もともと人でも物でもなににつけ「気」を察知しやすい性質、春が近づくと大気中から、土中から、あたりに満ち満ちてくるエネルギーに圧倒されてしまいます。普段から世の中とズレ感のある私は、ますます置いてきぼり感にさいなまれ、気分が落ち込みがちに。
寒暖の差の激しいこの季節は体調管理も難しく、今年は桜の開花宣言と共に風邪をひいてしまいました。眠いのは薬のせいと思っていたら、治ってもまだ眠い。ただただ眠い。春なのに冬眠したい気分。でも頑張らねば。馴染みのあるこの感覚…。
ああ、やっぱり春は苦手なんだ、と思い至る次第です。
結構気合を入れて書いているこのブログ、気力が続かず、いざ書こうと思ったら、私の不調が移ったのかパソコンがが不具合に(笑)。そんなこんなで間が空いてしまい申し訳ありません。
そんな春を過ごしながら、思い出される記憶が。三年前の出来事です。
随筆家、白洲正子さんの紹介で滋賀の湖北の観音様のことを知り、たびたび足を運んでいたのですが(ブログ観音様のお導き)、湖北のそのまた山奥に民話に出てきそうな宿を見つけ、その春、一人で出かけたのでした。
京都の桜が終わった頃で、冬には雪深いそのあたりは、ちょうど満開の時期でした。といっても京都の喧騒からは考えられないのどかさです。
宿で心づくしのもてなしを受け大満足の翌朝、これを逃すと数時間来ないバスに乗るために早めにバス停で待っていました。すると高齢の男性が近寄ってくるなり、大きな声で「あんた、誰や?」と。
このあたりは住民同士、皆が顔見知りなのでしょう。見かけない顔の私に驚かれたようです。訳を話すも耳が遠い様子、私も大きな声で旅行者であることを伝えました。
納得がいかれたおじいさん、私をしげしげ眺め「このごろのおなごは若々しいのぉ」と。そもそも何歳の設定で話されているのか不明で、私は「いえいえ」と笑ってごまかすばかり(笑)。するとおじいさん、「いいや、あんたは若々しい! それに生き生きしとる!」とますます大きな声で。
三年前の春といえば「しののめ寺町」開店の一年前です。当時「ほぼ専業主婦」だった私は、世のためにも人のためにも役に立っていない自分に不全感を募らせていました。ましてや季節は春、ますます落ち込む気持ちにいたたまれず、一泊ではありますが日常から逃避してきたような次第。褒められることなんて一つもありません。
今度は笑ってごまかす訳にいかず、「いえいえ」と大きく首を振り強く否定しました。するとおじいさん、語気を強め「わしは嘘はつかん、お世辞はよう言わん男や。ホンマ、あんたは生き生きしとる!」と。

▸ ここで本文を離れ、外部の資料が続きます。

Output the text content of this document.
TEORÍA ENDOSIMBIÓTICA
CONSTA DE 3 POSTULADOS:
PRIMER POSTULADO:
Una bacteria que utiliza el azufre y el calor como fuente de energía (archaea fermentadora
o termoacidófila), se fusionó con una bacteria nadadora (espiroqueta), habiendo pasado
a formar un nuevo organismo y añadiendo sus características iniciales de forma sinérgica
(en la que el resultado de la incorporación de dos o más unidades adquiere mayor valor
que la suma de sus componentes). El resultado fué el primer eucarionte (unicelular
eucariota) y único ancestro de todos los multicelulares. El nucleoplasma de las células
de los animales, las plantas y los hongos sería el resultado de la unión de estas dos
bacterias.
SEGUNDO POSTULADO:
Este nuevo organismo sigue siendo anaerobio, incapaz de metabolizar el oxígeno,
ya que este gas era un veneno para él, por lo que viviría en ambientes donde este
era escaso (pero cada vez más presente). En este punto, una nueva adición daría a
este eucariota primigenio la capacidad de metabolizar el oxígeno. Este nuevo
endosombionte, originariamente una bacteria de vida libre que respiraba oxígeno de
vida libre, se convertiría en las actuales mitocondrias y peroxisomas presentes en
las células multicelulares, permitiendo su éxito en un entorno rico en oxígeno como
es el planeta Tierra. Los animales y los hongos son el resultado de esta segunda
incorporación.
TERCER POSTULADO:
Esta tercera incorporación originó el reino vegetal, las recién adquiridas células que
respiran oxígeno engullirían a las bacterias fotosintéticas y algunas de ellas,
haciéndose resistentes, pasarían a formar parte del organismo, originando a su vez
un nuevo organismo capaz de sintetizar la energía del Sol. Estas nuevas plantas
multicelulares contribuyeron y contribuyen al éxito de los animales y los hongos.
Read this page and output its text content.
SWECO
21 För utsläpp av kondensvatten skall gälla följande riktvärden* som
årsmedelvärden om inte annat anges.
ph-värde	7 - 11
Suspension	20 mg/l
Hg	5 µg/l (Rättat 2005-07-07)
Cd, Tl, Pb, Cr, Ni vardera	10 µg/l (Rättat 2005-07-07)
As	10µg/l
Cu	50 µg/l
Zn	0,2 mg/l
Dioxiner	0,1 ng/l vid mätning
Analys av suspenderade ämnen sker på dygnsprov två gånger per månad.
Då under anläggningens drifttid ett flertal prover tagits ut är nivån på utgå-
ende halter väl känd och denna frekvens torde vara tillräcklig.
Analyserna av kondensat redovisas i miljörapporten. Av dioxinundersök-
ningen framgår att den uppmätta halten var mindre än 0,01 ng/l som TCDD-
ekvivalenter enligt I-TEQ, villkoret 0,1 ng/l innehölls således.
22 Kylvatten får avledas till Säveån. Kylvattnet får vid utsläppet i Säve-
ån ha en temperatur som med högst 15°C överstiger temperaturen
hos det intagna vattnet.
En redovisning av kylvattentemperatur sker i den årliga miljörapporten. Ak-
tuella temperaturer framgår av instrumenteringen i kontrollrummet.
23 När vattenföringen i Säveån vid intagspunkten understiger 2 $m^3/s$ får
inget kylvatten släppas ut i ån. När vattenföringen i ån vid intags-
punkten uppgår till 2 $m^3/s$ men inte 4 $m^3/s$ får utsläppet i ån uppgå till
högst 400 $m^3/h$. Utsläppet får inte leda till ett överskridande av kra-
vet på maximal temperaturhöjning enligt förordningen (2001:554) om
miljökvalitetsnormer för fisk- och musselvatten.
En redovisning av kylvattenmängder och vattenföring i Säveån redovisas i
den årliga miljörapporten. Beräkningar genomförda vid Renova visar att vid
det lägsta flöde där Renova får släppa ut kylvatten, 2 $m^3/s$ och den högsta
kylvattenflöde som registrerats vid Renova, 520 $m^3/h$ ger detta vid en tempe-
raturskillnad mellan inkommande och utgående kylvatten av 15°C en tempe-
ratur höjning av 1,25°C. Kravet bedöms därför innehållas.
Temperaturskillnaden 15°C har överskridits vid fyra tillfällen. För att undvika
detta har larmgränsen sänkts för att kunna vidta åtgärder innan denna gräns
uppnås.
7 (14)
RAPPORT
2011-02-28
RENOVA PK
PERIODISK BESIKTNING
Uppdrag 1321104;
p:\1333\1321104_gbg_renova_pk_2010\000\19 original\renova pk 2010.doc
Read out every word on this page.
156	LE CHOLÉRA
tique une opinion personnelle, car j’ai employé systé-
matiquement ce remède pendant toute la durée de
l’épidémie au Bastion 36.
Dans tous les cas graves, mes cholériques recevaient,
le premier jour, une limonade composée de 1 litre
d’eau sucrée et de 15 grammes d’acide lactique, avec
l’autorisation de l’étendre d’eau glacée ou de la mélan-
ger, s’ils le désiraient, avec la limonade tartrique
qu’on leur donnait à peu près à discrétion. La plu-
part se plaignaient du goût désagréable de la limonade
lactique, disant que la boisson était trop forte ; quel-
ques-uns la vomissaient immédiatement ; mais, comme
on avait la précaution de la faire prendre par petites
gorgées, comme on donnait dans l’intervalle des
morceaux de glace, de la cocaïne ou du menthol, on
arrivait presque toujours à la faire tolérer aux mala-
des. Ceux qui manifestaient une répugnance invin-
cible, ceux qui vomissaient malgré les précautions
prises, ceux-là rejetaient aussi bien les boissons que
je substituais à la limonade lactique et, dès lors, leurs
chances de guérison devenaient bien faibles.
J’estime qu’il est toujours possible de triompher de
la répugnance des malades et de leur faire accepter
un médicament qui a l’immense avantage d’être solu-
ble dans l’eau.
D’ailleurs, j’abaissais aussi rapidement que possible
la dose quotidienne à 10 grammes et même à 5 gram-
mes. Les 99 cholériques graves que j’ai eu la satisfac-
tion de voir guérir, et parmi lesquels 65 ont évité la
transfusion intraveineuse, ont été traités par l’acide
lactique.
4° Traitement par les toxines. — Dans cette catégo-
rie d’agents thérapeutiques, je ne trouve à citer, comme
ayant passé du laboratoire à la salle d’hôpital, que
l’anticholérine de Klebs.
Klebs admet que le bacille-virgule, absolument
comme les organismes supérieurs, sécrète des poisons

胸にドンときました。余計な謙遜はむしろ失礼、当たっていてもいなくてもその言葉をありがたくいただこうと思いました。「ありがとうございます」と素直に礼を言うと、おじいさんは「うんうん」と頷き、「ホンマに生き生きしとる!」とそのあとも何度も繰り返されました。
山あいの静かなバス停、青空を見上げながら、自分が思うより案外生き生きと生きているのかも。模索しているだけであっても、それはそれで懸命に生きているということなのかも。そんなことを考えていました。
先にバスを降りたおじいさんの後姿を見送りながら、ふと、おじいさんは山の天狗だったんじゃないかと思いました。元気のない私を励まそうと人間に姿を変えて山から下りてきてくれたんじゃないか、と。なにやら身に合っていない背広、なにやらかみ合わない会話、高齢の割に軽やかな身のこなし…。駅前でバスを降りた時には、そうに違いないと確信していました。
春が来て、元気を失くすと、あの天狗おじいさんを思い出します。また会いたいなぁ。そうして大きな声で「あんたは生き生きしとる!」と言ってほしいなぁ。
気づけば、京都の街中でも、そんなふうに私を励ましてくださる方に出会えるようになりました。天狗おじいさんはいろいろな場所に、いろいろな姿で現れてくれるようです。
春の気配にも馴染んできたこのごろ、私の調子も戻りつつあります。今年度もよろしくお願いします。